KFNet simultaneously predicts the mapping points and camera poses in a temporal fashion within the coordinate system defined by a known scene.

|| DSAC++ | KFNet |

|:--:|:--:|:--:|

|7scenes-fire       | ![Alt Text](doc/fire_DSAC++_pip.gif)       | ![Alt Text](doc/fire_KFNet_pip.gif)      |

|12scenes-office2-5a| ![Alt Text](doc/office2_5a_DSAC++_pip.gif) | ![Alt Text](doc/office2_5a_KFNet_pip.gif)|

|Description | Blue - ground truth poses   | Red - estimated poses |

### Intermediate uncertainty predictions

Below we visualize the measurement and process noise.

|Data | Measurement noise | Process noise |

|:--:|:--:|:--:|

|7scenes-fire       | ![Alt Text](doc/fire_mea_uncertainty.gif)       | ![Alt Text](doc/fire-process_uncertainty.gif)      |

|12scenes-office2-5a| ![Alt Text](doc/office2_5a_uncertainty.gif) | ![Alt Text](doc/office2_5a_process_uncertainty.gif)|

|Description | The brighter color means smaller noise.   | The figure bar measures the inverse of the covariances (in centimeters) |

### Intermediate optical flow results on [7scenes](https://www.microsoft.com/en-us/research/project/rgb-d-dataset-7-scenes/), [12scenes](http://graphics.stanford.edu/projects/reloc/), [Cambridge](http://mi.eng.cam.ac.uk/projects/relocalisation/) and [DeepLoc](http://deeploc.cs.uni-freiburg.de/)

As an essential component of KFNet, the process system of KFNet (i.e., OFlowNet) delineates pixel transitions across frames through optical flow reasoning **yet without recourse to grourd truth optical flow labelling**. We visualize the predicted optical flow fields below while suppressing the predictions with too large uncertainties.

|Data | Description | Optical flow |

|:--:|:--:|:--:|

|7scenes-fire | Indoor; hand-held; small shaky motions |  | 

|12scenes-office2-5a | Indoor; hand-held; larger movements |  |

|Cambridge-KingsCollege | Outdoor; hand-held; large random motions |  |

|DeepLoc | Outdoor; vehicle-mounted; forward motions |  |

**Remark** For DeepLoc, since OFlowNet is trained only on one scene included in DeepLoc, the flow predictions appear somewhat messy due to the lack of training data. Training with a larger amount and variety of data would improve the results. 

## Usage

### File format

* **Input:** The input folder of a project should contain the files below.

	* `image_list.txt` comprising the sequential full image paths in lines. Please go to the [7scenes](https://www.microsoft.com/en-us/research/project/rgb-d-dataset-7-scenes/) dataset to download the source images.

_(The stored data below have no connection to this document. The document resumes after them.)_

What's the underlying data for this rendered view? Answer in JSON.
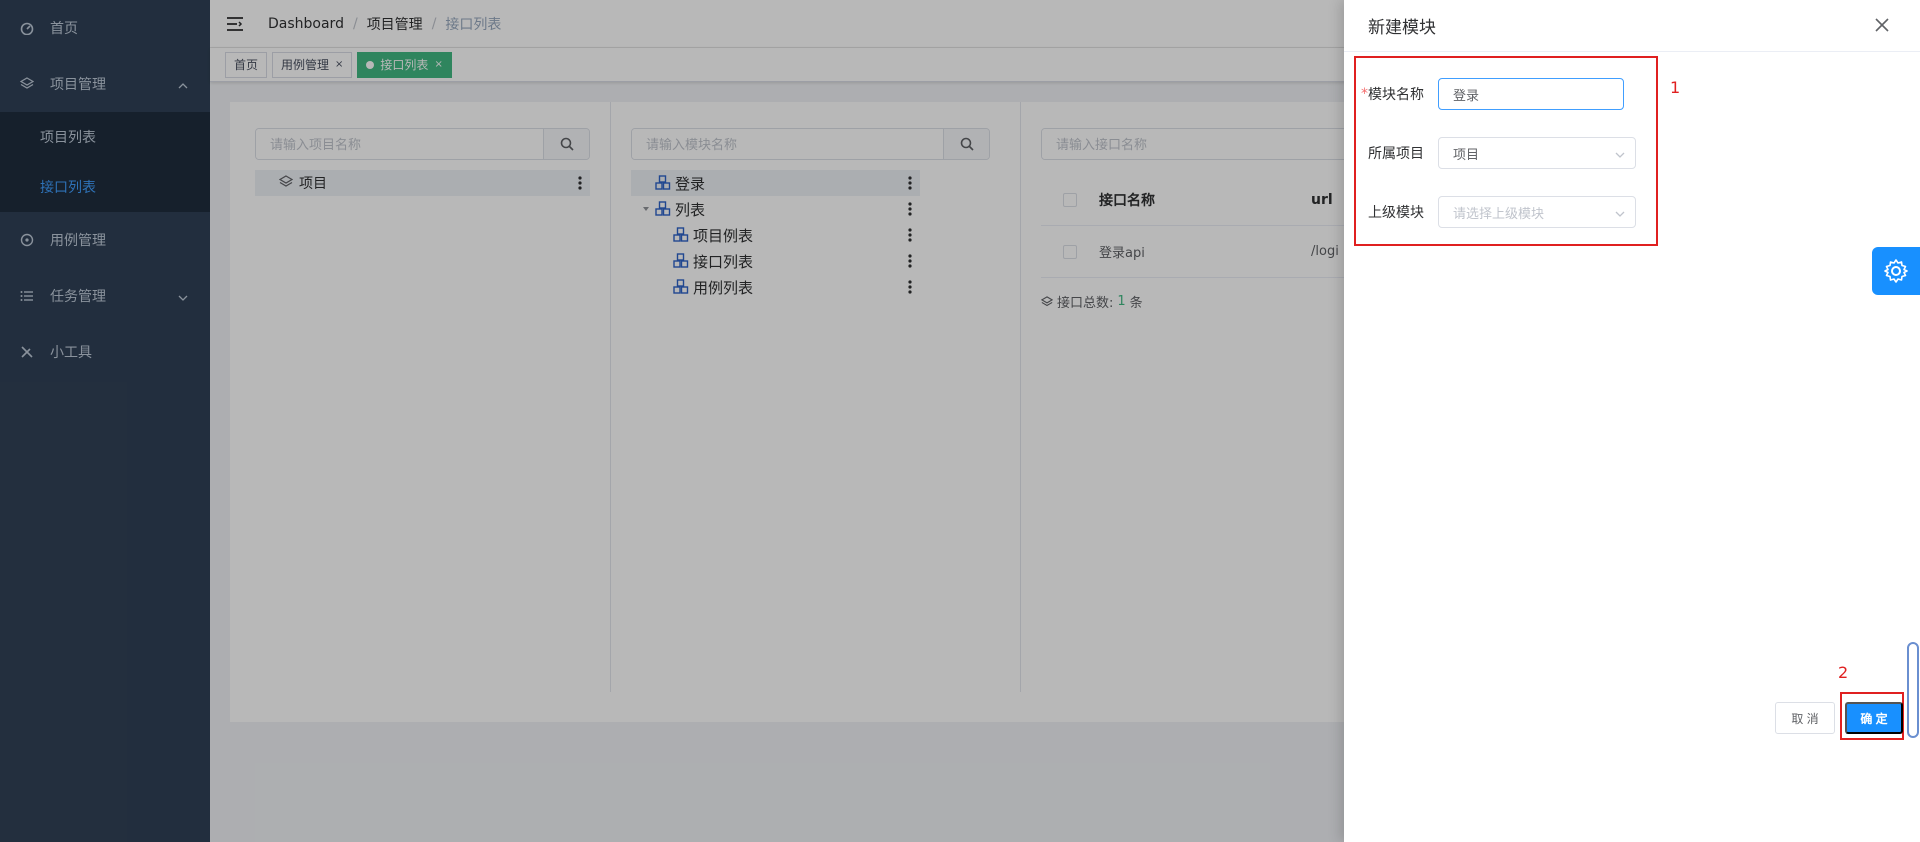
{
  "sidebar": {
    "items": [
      {
        "label": "首页",
        "icon": "dashboard-icon"
      },
      {
        "label": "项目管理",
        "icon": "layers-icon",
        "expanded": true,
        "children": [
          {
            "label": "项目列表"
          },
          {
            "label": "接口列表",
            "active": true
          }
        ]
      },
      {
        "label": "用例管理",
        "icon": "compass-icon"
      },
      {
        "label": "任务管理",
        "icon": "list-icon"
      },
      {
        "label": "小工具",
        "icon": "tools-icon"
      }
    ]
  },
  "navbar": {
    "breadcrumb": [
      "Dashboard",
      "项目管理",
      "接口列表"
    ]
  },
  "tags": [
    {
      "label": "首页"
    },
    {
      "label": "用例管理",
      "close": "×"
    },
    {
      "label": "接口列表",
      "close": "×",
      "active": true
    }
  ],
  "panels": {
    "project": {
      "placeholder": "请输入项目名称",
      "tree": [
        {
          "label": "项目"
        }
      ]
    },
    "module": {
      "placeholder": "请输入模块名称",
      "tree": [
        {
          "label": "登录"
        },
        {
          "label": "列表"
        },
        {
          "label": "项目例表"
        },
        {
          "label": "接口列表"
        },
        {
          "label": "用例列表"
        }
      ]
    },
    "api": {
      "placeholder": "请输入接口名称",
      "columns": [
        "接口名称",
        "url"
      ],
      "rows": [
        {
          "name": "登录api",
          "url": "/logi"
        }
      ],
      "summary_label": "接口总数:",
      "summary_count": "1",
      "summary_unit": "条"
    }
  },
  "drawer": {
    "title": "新建模块",
    "fields": {
      "module_name": {
        "label": "模块名称",
        "value": "登录",
        "required": "*"
      },
      "project": {
        "label": "所属项目",
        "value": "项目"
      },
      "parent_module": {
        "label": "上级模块",
        "placeholder": "请选择上级模块"
      }
    },
    "cancel_label": "取 消",
    "confirm_label": "确 定"
  },
  "annotations": {
    "box1": "1",
    "box2": "2"
  },
  "colors": {
    "sidebar": "#304156",
    "accent": "#409eff",
    "tag_active": "#42b983",
    "confirm": "#1890ff",
    "annotation": "#e02020"
  }
}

	* `label_list.txt` comprising the full label paths in lines corresponding to the images. The label files are generated by the `tofile()` function of numpy matrices. They have a channel number of 4, with 3 for scene coordinates and 1 for binary masks of pixels. The mask for one pixel is 1 if its label scene coordinates are valid and 0 otherwise. Their resolutions are 8 times lower than the images. For example, for the [7scenes](https://www.microsoft.com/en-us/research/project/rgb-d-dataset-7-scenes/) dataset, the images have a resolution of 480x640, while the label maps have a resolution of 60x80.

	* `transform.txt` recording the 4x4 Euclidean transformation matrix which decorrelates the scene point cloud to give zero mean and correlations.

	* You can download the prepared input label map files of 7scenes from the Google drive links below.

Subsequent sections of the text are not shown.